Philippe Ponel « Les glacis du Palais Princier et les souterrains du Rocher, la Source Marie, le secteur de la Porte Neuve, le vallon de Sainte Dévote ont fait l'objet de prélèvements à l'aide d'un large spectre de techniques d'échantillonnage. Les résultats ont montré que la Principauté, deuxième plus petit Etat du Monde, et aussi le plus urbanisé, pouvait receler une diversité entomologique aussi exceptionnelle qu'inattendue, puisque la liste d’espèces arrêtée fin janvier 2011 comprend 330 taxons de Coléoptères et 101 taxons d’Hétéroptères. Parmi ces derniers, cinq espèces de Miridae sont nouvelles pour la faune franco-monégasque.
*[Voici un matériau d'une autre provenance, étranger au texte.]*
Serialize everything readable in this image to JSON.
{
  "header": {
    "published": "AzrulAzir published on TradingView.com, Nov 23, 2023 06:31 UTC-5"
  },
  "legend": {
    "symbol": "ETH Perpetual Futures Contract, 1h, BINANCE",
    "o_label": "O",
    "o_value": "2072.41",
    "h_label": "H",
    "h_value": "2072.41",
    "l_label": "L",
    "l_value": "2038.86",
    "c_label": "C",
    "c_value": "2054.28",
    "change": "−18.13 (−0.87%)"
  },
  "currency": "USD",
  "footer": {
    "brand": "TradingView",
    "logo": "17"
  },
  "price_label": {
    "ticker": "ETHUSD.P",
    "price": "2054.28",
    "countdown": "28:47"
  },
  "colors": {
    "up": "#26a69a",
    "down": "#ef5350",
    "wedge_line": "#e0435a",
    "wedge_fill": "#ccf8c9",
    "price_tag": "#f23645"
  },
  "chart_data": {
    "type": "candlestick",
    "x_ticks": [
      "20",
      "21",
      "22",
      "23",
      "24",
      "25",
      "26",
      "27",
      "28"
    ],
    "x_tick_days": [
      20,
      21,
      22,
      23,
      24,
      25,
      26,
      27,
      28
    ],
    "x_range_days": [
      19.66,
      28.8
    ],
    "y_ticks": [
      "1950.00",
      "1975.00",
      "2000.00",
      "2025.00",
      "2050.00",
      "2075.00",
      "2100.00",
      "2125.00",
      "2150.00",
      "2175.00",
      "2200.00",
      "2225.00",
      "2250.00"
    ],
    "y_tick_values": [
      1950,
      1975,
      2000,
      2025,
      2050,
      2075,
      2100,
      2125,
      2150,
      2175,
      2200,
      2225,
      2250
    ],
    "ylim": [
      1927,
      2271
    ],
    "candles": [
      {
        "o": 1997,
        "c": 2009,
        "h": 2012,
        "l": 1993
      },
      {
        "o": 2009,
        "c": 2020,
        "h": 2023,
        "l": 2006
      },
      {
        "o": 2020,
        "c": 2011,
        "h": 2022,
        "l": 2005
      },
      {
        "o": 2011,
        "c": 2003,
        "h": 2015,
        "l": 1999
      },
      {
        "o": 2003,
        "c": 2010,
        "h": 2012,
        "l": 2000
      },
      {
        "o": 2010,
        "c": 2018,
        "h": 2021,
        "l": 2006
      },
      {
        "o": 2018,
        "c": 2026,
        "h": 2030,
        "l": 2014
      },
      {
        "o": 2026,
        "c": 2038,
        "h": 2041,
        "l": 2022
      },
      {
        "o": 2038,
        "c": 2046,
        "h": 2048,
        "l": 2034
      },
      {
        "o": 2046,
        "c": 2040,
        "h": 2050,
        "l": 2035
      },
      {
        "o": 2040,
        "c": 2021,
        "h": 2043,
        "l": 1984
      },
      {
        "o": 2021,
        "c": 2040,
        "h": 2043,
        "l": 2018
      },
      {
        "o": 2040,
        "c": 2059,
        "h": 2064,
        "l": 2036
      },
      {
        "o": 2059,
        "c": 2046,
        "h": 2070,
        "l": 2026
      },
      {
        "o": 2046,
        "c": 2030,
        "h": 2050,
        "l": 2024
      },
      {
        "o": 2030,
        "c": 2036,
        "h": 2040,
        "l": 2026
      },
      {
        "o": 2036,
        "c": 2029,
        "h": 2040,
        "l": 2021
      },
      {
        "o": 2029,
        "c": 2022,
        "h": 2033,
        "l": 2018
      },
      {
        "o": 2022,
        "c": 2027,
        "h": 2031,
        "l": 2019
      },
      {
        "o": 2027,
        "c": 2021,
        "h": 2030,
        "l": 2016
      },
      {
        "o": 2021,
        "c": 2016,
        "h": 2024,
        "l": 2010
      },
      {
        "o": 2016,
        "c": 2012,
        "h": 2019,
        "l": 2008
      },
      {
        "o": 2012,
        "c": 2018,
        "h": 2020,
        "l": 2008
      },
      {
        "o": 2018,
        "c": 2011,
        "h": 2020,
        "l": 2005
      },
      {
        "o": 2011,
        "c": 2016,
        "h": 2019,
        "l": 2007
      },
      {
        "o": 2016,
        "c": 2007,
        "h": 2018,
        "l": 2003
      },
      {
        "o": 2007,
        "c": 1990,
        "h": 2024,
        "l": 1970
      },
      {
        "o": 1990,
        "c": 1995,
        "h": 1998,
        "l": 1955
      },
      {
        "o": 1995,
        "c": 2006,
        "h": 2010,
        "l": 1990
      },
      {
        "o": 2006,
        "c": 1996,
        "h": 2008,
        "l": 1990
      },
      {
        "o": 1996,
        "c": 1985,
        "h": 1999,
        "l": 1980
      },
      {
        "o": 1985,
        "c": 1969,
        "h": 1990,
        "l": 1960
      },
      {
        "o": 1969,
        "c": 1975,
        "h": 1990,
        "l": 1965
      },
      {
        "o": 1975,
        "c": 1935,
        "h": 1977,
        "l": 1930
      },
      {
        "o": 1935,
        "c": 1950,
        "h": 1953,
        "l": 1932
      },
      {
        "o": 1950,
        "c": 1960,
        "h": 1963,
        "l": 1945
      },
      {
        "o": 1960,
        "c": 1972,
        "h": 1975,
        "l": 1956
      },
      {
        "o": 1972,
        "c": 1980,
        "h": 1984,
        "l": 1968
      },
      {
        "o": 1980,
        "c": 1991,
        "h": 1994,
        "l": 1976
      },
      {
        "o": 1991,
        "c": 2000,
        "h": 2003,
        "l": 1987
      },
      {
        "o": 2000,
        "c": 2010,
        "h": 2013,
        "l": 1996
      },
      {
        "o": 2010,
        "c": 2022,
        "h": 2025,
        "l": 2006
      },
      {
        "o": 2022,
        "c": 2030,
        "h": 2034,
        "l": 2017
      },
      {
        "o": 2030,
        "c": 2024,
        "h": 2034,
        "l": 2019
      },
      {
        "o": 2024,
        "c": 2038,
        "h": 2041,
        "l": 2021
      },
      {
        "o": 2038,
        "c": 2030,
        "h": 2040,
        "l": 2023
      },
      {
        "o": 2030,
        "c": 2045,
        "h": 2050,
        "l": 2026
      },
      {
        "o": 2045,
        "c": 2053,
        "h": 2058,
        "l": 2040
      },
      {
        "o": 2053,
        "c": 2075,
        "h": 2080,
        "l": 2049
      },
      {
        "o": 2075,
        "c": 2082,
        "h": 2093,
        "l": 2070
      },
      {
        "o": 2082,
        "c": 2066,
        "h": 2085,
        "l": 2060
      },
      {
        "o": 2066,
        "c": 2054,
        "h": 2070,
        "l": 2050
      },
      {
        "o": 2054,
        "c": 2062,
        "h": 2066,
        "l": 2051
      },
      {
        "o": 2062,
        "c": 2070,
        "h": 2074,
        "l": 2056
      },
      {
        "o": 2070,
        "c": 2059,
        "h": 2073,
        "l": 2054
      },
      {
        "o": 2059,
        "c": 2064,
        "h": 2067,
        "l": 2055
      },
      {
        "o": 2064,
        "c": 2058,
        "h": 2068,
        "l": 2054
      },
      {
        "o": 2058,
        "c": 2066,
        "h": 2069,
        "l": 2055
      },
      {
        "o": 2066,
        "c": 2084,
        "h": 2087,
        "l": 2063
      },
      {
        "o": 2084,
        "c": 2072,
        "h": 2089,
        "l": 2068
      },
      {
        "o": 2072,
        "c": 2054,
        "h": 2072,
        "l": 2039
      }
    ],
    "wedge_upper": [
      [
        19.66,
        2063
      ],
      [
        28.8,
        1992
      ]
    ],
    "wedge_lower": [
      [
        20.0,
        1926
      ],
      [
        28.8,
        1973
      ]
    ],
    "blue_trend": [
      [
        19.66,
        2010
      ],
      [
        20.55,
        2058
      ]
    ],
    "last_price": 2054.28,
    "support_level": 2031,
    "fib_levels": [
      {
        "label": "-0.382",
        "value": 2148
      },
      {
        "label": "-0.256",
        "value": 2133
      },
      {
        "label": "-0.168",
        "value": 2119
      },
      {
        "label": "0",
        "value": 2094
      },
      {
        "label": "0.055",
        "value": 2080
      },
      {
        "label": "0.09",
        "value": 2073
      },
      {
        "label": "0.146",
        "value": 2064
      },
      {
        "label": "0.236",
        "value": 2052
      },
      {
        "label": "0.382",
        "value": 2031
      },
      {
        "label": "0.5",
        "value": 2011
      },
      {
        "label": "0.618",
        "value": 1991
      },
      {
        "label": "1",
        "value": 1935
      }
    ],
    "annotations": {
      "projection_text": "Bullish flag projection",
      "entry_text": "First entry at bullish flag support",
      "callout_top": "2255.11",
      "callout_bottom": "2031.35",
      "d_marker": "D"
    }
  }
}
Parmi les Coléoptères, 2 espèces se sont avérées nouvelles pour la Science : un Anobiidae du genre Synanobium peut-être d'origine tropicale et un Charançon cavernicole du genre Troglorhynchus. » Jean-Michel Lemaire « De nombreuses autres espèces de Coléoptères sont soit nouvelles pour la faune franco-monégasque soit d'un grand intérêt patrimonial pour la Principauté, puisqu'il s'agit souvent d'espèces méditerranéennes à répartition très fragmentée, à fort enjeu de conservation. C'est par exemple le cas du charançon Dichromacalles rolletii associé à l'euphorbe arborescente, dont la présence a pu être démontrée sur le Rocher. De même, le charançon cavernicole du Rocher, du genre Troglorynchus, est certainement le premier insecte endémique de la Principauté puisqu'il est exclusivement lié aux galeries creusées sous le Palais Princier» Armand Matocq « À cette faune autochthone d'un très grand intérêt biologique vient se superposer un élément allochthone composé de nombreuses espèces souvent d'origine tropicale, introduites volontairement dans le cadre de la lutte biologique (cas des coccinelles) ou involontairement (échanges commerciaux, capacités de dispersion exceptionnelles…). La mise en évidence d'une pullulation de certaines de ces espèces pose la question d'une éventuelle compétition avec les espèces autochthones (cas de la coccinelle asiatique Harmonia axyridis). »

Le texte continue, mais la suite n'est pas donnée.